Why does the Church call the body of Christ "bread"?

I’ve heard two proclamations of faith that reference bread. “Hear our prayer, hear our prayer, with this bread and wine we share. Hear our prayer.” And, “As we eat this bread and drink this cup we proclaim your death Lord Jesus, until you come in glory.”

With more than one-half of Catholics doubting that the Eucharist is the body, blood, sole and divinity of Jesus Chris, why would the Church allow a proclamation of faith referring to the body of Christ as bread?

When we call the body of Christ “bread” we echo Jesus’ own words, “I am the living bread which came down from heaven” (Jn 6:51).

This expression is but one of many which call forth the various aspects of the Eucharist. The Catechism of the Catholic Church explains: “The inexhaustible richness of this sacrament [of the Eucharist] is expressed in the different names we give it. Each name evokes certain aspects of it. It is called…

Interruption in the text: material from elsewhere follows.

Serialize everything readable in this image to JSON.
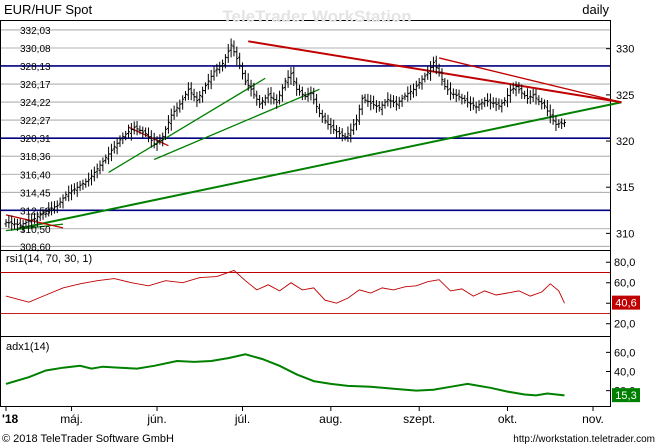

“The Breaking of Bread, because Jesus used this rite, part of a Jewish meal, when as master of the table he blessed and distributed the bread, above all at the Last Supper. It is by this action that his disciples will recognize him after his Resurrection, and it is this expression that the first Christians will use to designate their Eucharistic assemblies; by doing so they signified that all who eat the one broken bread, Christ, enter into communion with him and form but one body in him” (CCC 1328-1329).